Fix 2: Corrected shard mapping in model.safetensors.index.json
Before: Layer 7's q_proj, k_proj, v_proj pointed to wrong shard
After: Corrected to the right shard
| Tensor | Before | After |
|---|---|---|
model.layers.7.self_attn.q_proj.weight |
model-00001-of-00005.safetensors |
model-00002-of-00005.safetensors |
model.layers.7.self_attn.k_proj.weight |
model-00001-of-00005.safetensors |
model-00002-of-00005.safetensors |
model.layers.7.self_attn.v_proj.weight |
model-00001-of-00005.safetensors |
model-00002-of-00005.safetensors |
Why: All other tensors in Layer 7 correctly point to model-00002. This mismatch causes a weight loading error at inference time since the tensors cannot be found in the referenced shard.

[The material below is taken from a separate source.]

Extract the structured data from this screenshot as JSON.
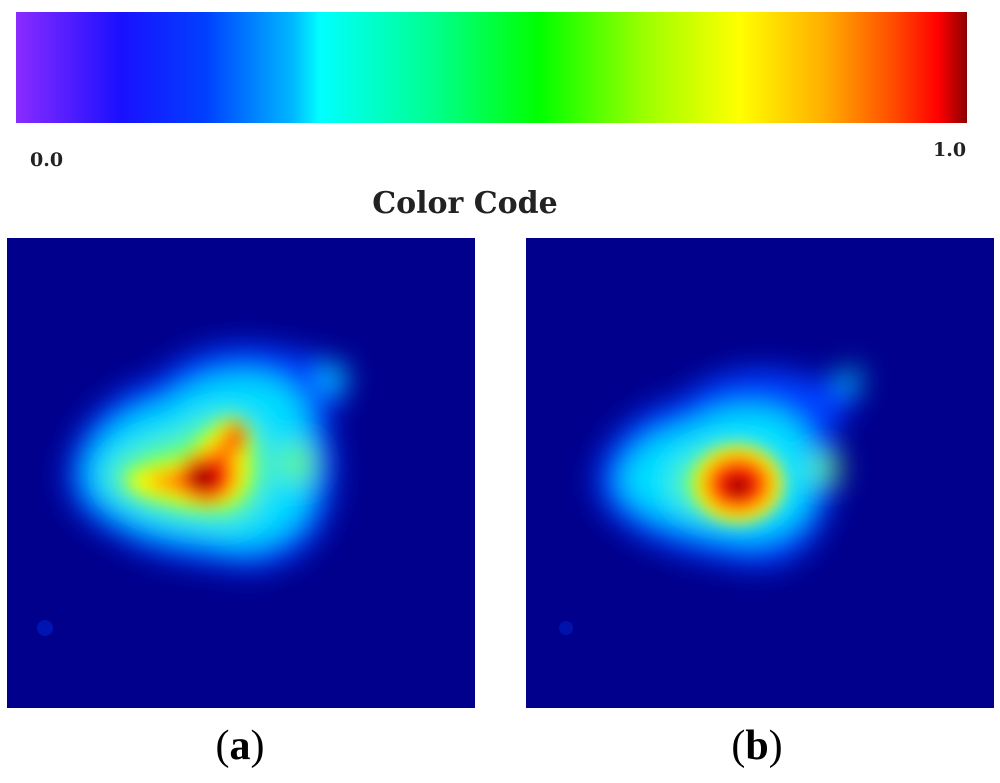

Fix 3: Corrected base_model metadata in README.md
Before: base_model: meta-llama/Meta-Llama-3.1-8B
After: base_model: Qwen/Qwen3-8B
Why: The actual weights (lm_head.weight shape [151936, 4096]) and config (model_type: qwen3, architectures: Qwen3ForCausalLM) confirm this is a Qwen3-8B model. LLaMA 3.1-8B has a vocab size of 128,256, which does not match. This is a metadata-only fix with no effect on inference.
What Was NOT Changed
| Item | Reason |
|---|---|
config.json |
All architecture values match Qwen3-8B spec exactly |
tokenizer_class: "Qwen2Tokenizer" |
Qwen3 intentionally reuses Qwen2Tokenizer (same BPE) |
eos_token_id: [151645, 151643] |
Matches official Qwen3 generation config |
Verification
from transformers import pipeline
import torch
pipe = pipeline(
"text-generation",
model="syj4205/broken-model-fixed",
dtype=torch.bfloat16,
device_map="auto",
)
messages = [{"role": "user", "content": "Who are you?"}]
result = pipe(messages, max_new_tokens=40)
print(result[0]["generated_text"][-1]["content"])
Output:
<think> Okay, the user asked, "Who are you?" I need to respond in a friendly and
informative way. Let me start by introducing my name, Qwen...</think>
I'm Qwen, a large language model developed by Alibaba Cloud.